Public Goods: Defence and Education

The reason of course why Iceland could do without a state and a king for more than three hundred years was that she was not threatened by an army, like other European countries. A remote, windswept island in the North Atlantic Ocean, she was protected by the sea. Indeed, the clearest example of a public good is defence. Moreover, defence is a public good which has to be produced on a large scale if it is to be effective. The bigger, the better. Either we hang together or we hang separately. Small countries have to find allies if they are to survive. The despots can seize one small country after another if those countries are not united in a military alliance, as the experience of Europe between the two world wars showed. The North Atlantic Treaty Organisation, NATO, to which most countries in Europe belong therefore was an excellent solution of this practical problem. Alone, each NATO country except the United States would have been vulnerable. Together, with the support of the United States, they should be able to withstand any assault from the oriental despots still around and itching to extend their power.
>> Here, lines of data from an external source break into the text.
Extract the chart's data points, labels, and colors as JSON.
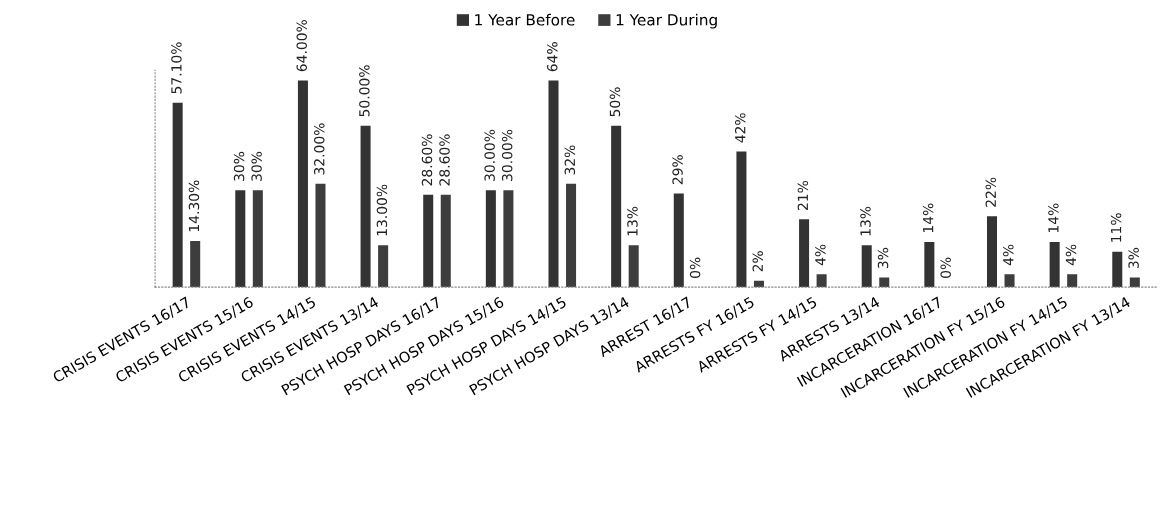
{
  "chart_data": {
    "type": "bar",
    "categories": [
      "CRISIS EVENTS 16/17",
      "CRISIS EVENTS 15/16",
      "CRISIS EVENTS 14/15",
      "CRISIS EVENTS 13/14",
      "PSYCH HOSP DAYS 16/17",
      "PSYCH HOSP DAYS 15/16",
      "PSYCH HOSP DAYS 14/15",
      "PSYCH HOSP DAYS 13/14",
      "ARREST 16/17",
      "ARRESTS FY 16/15",
      "ARRESTS FY 14/15",
      "ARRESTS 13/14",
      "INCARCERATION 16/17",
      "INCARCERATION FY 15/16",
      "INCARCERATION FY 14/15",
      "INCARCERATION FY 13/14"
    ],
    "series": [
      {
        "name": "1 Year Before",
        "color": "#333333",
        "values": [
          57.1,
          30,
          64,
          50,
          28.6,
          30,
          64,
          50,
          29,
          42,
          21,
          13,
          14,
          22,
          14,
          11
        ],
        "value_labels": [
          "57.10%",
          "30%",
          "64.00%",
          "50.00%",
          "28.60%",
          "30.00%",
          "64%",
          "50%",
          "29%",
          "42%",
          "21%",
          "13%",
          "14%",
          "22%",
          "14%",
          "11%"
        ]
      },
      {
        "name": "1 Year During",
        "color": "#3d3d3d",
        "values": [
          14.3,
          30,
          32,
          13,
          28.6,
          30,
          32,
          13,
          0,
          2,
          4,
          3,
          0,
          4,
          4,
          3
        ],
        "value_labels": [
          "14.30%",
          "30%",
          "32.00%",
          "13.00%",
          "28.60%",
          "30.00%",
          "32%",
          "13%",
          "0%",
          "2%",
          "4%",
          "3%",
          "0%",
          "4%",
          "4%",
          "3%"
        ]
      }
    ],
    "legend": "top",
    "grid": false
  }
}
In my talk, I recalled that Adam Smith had second thoughts about the division of labour and free trade. He thought that people might become too narrow-minded in big cities where they would disappear into the crowd. They could lose their traditional ties and with them, their inhibitions, their morality. As a remedy he suggested education. Perhaps he was right about that. Education may be a public good. But this does not imply that it cannot be privately produced. The American economist Milton Friedman (who received the Nobel Prize in 1976) has designed an ingenious solution, the voucher system. Parents would receive vouchers from government that they could use to pay for their children’s education in the school of their choice. Thus, schools would be private companies. This would encourage them to compete with one another in providing good education and to eliminate waste (of which there is usually plenty in public institutions). Parents would have choice between schools, and children would receive education irrespective of their parents’ means.
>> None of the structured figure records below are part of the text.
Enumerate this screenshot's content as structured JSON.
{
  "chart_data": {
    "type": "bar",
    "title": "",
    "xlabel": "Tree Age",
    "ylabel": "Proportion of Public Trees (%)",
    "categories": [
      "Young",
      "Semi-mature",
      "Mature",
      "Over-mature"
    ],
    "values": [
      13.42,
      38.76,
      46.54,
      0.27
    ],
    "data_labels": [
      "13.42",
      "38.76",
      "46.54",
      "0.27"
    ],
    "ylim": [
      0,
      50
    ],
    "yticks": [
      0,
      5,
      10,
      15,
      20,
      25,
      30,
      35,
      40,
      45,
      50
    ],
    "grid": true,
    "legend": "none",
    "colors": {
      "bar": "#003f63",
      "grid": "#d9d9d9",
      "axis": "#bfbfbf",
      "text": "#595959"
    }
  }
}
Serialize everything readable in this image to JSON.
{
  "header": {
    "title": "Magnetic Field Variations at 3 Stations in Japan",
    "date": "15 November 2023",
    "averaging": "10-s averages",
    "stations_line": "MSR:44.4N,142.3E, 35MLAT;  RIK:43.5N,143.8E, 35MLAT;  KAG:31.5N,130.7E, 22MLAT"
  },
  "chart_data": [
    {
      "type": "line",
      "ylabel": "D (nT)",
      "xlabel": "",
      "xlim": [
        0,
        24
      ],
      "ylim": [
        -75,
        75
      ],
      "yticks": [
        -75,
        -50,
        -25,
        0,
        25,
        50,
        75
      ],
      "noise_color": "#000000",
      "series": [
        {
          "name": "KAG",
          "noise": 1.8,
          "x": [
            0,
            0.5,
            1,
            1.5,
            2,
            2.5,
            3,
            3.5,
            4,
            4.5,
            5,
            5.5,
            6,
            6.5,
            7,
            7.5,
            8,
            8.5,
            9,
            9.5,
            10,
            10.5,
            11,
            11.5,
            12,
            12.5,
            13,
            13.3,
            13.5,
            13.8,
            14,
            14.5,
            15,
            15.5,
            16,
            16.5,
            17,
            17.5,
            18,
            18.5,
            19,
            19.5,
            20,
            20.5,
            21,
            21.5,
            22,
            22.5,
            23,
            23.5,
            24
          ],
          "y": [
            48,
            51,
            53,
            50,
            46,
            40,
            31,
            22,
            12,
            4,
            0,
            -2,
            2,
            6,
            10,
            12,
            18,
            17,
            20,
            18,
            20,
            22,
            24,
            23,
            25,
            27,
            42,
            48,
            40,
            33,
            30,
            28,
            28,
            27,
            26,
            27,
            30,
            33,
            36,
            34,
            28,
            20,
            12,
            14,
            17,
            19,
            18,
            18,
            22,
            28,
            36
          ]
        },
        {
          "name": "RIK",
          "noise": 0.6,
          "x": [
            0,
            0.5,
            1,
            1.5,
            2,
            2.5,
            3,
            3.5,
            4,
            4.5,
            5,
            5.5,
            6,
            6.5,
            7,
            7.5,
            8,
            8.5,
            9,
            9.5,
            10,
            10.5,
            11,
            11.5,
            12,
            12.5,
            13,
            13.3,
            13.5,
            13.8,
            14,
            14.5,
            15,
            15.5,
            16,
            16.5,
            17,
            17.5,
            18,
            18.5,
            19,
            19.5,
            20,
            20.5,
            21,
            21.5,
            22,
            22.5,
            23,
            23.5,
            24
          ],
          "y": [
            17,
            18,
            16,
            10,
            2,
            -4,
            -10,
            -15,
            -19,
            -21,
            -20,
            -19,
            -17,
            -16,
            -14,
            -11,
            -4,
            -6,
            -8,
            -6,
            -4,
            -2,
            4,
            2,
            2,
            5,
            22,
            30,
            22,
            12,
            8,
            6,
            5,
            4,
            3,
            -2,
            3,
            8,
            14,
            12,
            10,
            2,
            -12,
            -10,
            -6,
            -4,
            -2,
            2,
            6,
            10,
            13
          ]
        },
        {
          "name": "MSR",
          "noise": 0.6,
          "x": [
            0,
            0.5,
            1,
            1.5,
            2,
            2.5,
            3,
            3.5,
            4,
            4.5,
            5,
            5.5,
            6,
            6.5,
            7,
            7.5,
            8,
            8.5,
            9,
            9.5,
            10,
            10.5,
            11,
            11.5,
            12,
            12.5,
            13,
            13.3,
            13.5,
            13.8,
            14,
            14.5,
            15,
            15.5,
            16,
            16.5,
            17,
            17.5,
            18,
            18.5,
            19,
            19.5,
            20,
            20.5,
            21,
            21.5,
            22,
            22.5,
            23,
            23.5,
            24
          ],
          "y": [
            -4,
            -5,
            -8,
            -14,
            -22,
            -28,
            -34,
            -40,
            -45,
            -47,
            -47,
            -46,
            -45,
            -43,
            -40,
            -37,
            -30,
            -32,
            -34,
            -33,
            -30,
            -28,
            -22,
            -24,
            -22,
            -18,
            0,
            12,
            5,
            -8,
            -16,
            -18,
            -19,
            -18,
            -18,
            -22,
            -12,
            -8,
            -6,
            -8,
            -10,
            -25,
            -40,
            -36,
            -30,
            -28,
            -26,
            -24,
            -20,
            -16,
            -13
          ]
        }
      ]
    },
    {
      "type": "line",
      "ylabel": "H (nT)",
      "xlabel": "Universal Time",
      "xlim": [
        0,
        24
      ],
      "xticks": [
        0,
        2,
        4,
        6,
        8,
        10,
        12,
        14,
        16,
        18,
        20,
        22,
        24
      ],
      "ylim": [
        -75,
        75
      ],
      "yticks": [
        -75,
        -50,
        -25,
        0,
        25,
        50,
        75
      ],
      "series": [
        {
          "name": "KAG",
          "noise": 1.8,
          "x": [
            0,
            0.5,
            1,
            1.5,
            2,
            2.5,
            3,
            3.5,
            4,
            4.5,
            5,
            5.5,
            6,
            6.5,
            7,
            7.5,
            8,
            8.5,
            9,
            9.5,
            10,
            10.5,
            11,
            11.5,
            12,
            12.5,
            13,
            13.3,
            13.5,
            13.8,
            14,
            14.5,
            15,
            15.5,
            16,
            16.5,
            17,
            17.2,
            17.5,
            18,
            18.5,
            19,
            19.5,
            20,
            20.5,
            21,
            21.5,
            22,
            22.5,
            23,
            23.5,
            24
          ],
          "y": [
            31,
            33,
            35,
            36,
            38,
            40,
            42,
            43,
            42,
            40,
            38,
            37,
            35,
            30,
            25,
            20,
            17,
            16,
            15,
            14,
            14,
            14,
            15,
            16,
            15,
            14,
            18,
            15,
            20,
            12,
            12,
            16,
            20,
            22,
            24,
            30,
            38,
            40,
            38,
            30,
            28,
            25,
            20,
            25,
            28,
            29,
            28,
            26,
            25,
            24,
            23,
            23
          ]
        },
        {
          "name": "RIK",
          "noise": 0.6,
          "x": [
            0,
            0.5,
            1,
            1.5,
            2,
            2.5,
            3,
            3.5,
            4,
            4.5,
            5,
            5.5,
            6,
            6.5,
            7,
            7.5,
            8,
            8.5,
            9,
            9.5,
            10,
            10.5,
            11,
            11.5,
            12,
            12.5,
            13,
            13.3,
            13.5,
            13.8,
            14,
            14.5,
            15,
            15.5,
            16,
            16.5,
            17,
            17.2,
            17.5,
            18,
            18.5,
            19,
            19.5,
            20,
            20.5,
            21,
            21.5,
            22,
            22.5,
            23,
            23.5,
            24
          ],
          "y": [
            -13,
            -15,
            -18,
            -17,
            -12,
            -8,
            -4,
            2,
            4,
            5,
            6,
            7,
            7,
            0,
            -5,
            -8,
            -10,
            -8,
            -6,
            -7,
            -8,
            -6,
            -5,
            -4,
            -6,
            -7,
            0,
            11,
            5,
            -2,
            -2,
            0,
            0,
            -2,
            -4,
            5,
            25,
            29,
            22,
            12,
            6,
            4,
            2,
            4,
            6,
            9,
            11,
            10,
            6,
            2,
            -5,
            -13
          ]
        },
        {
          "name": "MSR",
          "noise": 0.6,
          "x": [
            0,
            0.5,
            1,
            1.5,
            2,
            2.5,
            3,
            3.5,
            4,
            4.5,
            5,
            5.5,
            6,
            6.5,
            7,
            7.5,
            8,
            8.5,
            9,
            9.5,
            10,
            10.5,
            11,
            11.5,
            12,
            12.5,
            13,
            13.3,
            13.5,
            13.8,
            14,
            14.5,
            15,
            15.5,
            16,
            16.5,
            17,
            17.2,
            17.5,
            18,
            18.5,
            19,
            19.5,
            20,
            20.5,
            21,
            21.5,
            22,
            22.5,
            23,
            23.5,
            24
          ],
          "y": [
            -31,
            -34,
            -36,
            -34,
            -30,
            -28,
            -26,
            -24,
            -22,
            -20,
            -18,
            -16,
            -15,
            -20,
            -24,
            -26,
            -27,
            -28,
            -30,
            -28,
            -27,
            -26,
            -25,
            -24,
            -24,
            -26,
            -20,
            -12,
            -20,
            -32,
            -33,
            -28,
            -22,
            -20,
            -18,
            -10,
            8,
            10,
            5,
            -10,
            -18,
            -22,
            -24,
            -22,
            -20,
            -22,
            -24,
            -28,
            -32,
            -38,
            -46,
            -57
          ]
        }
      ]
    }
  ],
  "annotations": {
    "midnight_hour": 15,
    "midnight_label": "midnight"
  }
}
‘The Tragedy of the Commons’

I then turned to ‘the tragedy of the commons’, including the depletion of deep-sea fish stocks and African elephant stocks, pollution of lakes and streams, and congestion of motorways. The practical solution in all these cases, I suggested, was the development of some kind of property rights to the goods in question which would enable their owners to price the access to them. The Icelanders developed a system of transferable fishing rights, the individual transferable quotas, ITQs, which is both sustainable and profitable. The African elephants could be owned by local communities, theme parks or private companies which would limit access in such a way that the stocks would be maintained. If lakes and streams were privately owned, polluters would hardly get away with their activities for long. If access to motorways was priced correctly, congestion would be greatly reduced or it would even disappear. Airlines price tickets according to shifting demand: Over the year, you pay much more during high season. The same principle could be applied to motorways over the day, especially now when machines can easily scan license plates of cars and instantly debit their owners’ credit card accounts.

I finally observed that it should not be the task of government (apart from providing a safety net) to change the income distribution which was the spontaneous outdome of individual choices. Not only was government then disregarding individual choices, but it was also distorting information. The income distribution brought about in free market exchanges transmits to us information about where our skills and abilities, whether natural or acquired, are best employed to our benefit and that of others.